By Don Nelson
I don’t know what’s the matter with me. I’m supposed to be in a dusty bone pile along with the un-evolved journalistic dinosaurs or, to keep the metaphor consistent, buried in the La Brea Tar Pits of newspaper obsolescence among the other pathetic printed-word believers who stupidly sunk into their own extinction.
But here I am, a hapless remnant of an era that many furrowed-brow sages insist has already passed, running for my life in a hostile landscape of online only-ness, barely steps ahead of my own doom.
Newspapers? Dead and buried. Books? Teetering over their grave. Odds of anyone under the age of 40 ever flipping a page of any kind of publication? Sub-zero.
Well, forget that. Or maybe something stronger. Because I just keep seeing evidence that people — even people we are supposed to have written off — will find value in a print product if they find interest in print content.
I don’t have any studies to back me up, only observation and anecdotal evidence. But what I observe is sometimes startling.
This rumination was once again prompted by my experience last week at the annual Young Writers Conference at Methow Valley Elementary School.
Thursday night, I listened as kids from kindergarten on up read original stories, poems or mini-essays that they created on paper and read to us from paper. That was essential to the process for them.
On Friday, I was joined by Darla Hussey and Mike Maltais from the News staff to conduct one-hour workshops on journalism for a group of third- and fourth-graders, followed by another group of fifth- and sixth-graders.
We took each group through a century of journalism in 60 minutes, from a bound volume of original Methow Valley News issues from 1914, to stories we wrote in the classroom and posted on the News website and Facebook page along with photos taken during the workshop. It was instantaneous journalism of the kind that, yes, even we troglodytes embrace and practice.
But as was the case during similar workshops last year, the most popular props I brought to the workshops were bound volumes of issues of the News from 10 and 20 years ago.

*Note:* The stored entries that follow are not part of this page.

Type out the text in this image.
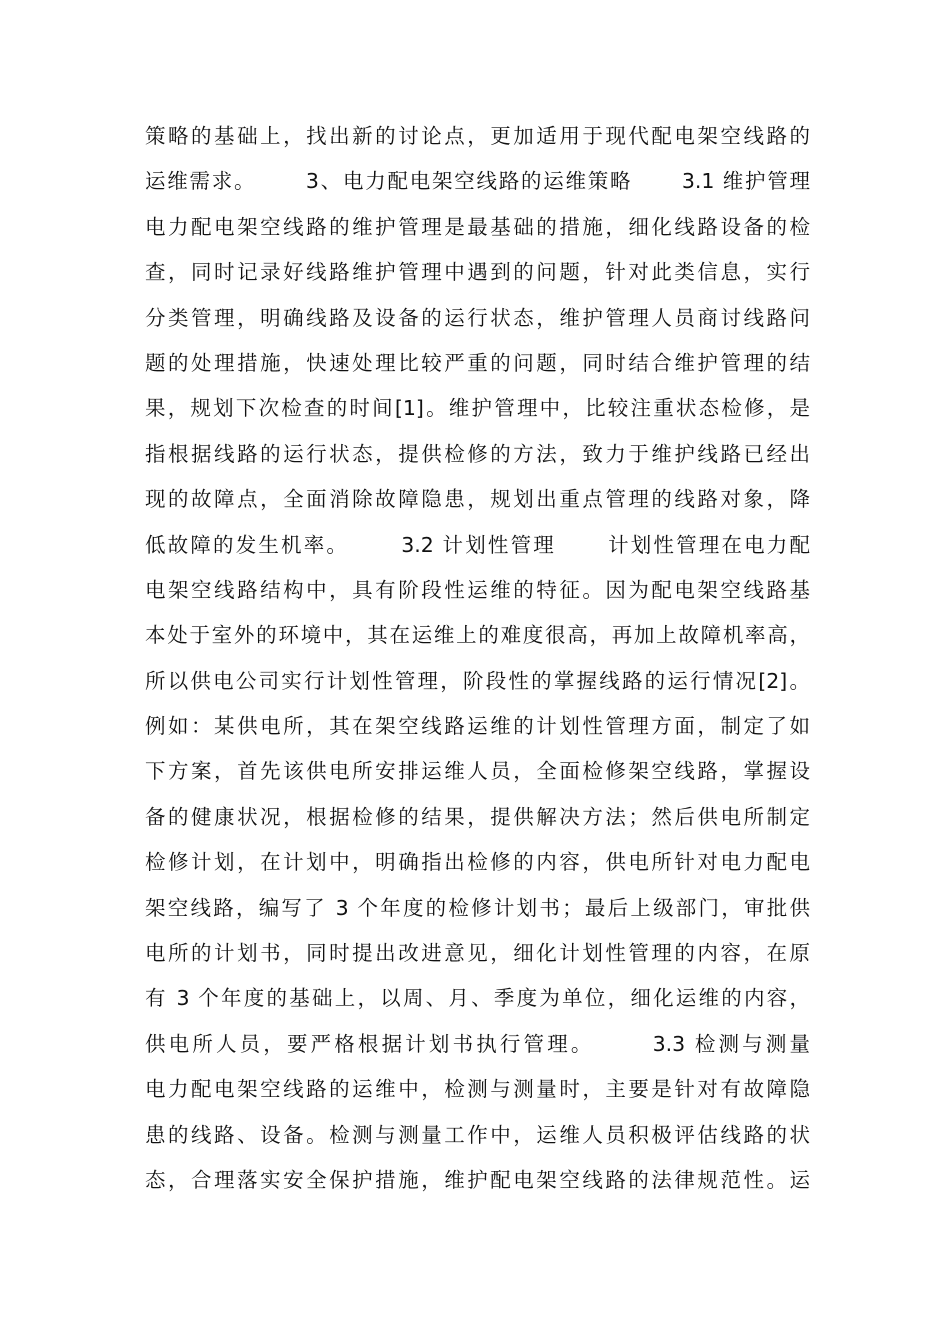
策略的基础上，找出新的讨论点，更加适用于现代配电架空线路的
运维需求。      3、电力配电架空线路的运维策略      3.1 维护管理
电力配电架空线路的维护管理是最基础的措施，细化线路设备的检
查，同时记录好线路维护管理中遇到的问题，针对此类信息，实行
分类管理，明确线路及设备的运行状态，维护管理人员商讨线路问
题的处理措施，快速处理比较严重的问题，同时结合维护管理的结
果，规划下次检查的时间[1]。维护管理中，比较注重状态检修，是
指根据线路的运行状态，提供检修的方法，致力于维护线路已经出
现的故障点，全面消除故障隐患，规划出重点管理的线路对象，降
低故障的发生机率。      3.2 计划性管理      计划性管理在电力配
电架空线路结构中，具有阶段性运维的特征。因为配电架空线路基
本处于室外的环境中，其在运维上的难度很高，再加上故障机率高，
所以供电公司实行计划性管理，阶段性的掌握线路的运行情况[2]。
例如：某供电所，其在架空线路运维的计划性管理方面，制定了如
下方案，首先该供电所安排运维人员，全面检修架空线路，掌握设
备的健康状况，根据检修的结果，提供解决方法；然后供电所制定
检修计划，在计划中，明确指出检修的内容，供电所针对电力配电
架空线路，编写了 3 个年度的检修计划书；最后上级部门，审批供
电所的计划书，同时提出改进意见，细化计划性管理的内容，在原
有 3 个年度的基础上，以周、月、季度为单位，细化运维的内容，
供电所人员，要严格根据计划书执行管理。      3.3 检测与测量
电力配电架空线路的运维中，检测与测量时，主要是针对有故障隐
患的线路、设备。检测与测量工作中，运维人员积极评估线路的状
态，合理落实安全保护措施，维护配电架空线路的法律规范性。运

I brought them to demonstrate how the paper had changed over time. The kids glommed onto them for another reason: They were finding things out about their community, seeing faces they recognized (including, in a couple of cases, their parents), recognizing things that resonated in their lives. It was almost tribal — youngsters absorbing the lore of their village as recorded by scribes over the decades.
It was a simple lesson: even a 10-year-old will read a newspaper if there is something of interest for them. Think I’m exaggerating? Here’s what the kids asked after we showed them the stories online, which we thought would impress them:
“Will it be in the newspaper?”
In any information age, the technology has always been the conduit. Content of any kind — even in the Twitterverse or the blogosphere or the smart phone galactic kingdom — is what people seek and consume. Technology is how they get it.
For we foolish optimists, the key to the future is not the delivery system — it will keep changing — but what we put in the readers’ hands. Print is tactile, portable and personal. Everyone can access the Internet. But a book or a newspaper is yours to hold and keep.
By the way, you can find photos from the young writers workshops and conference on page B3. It’s in the newspaper.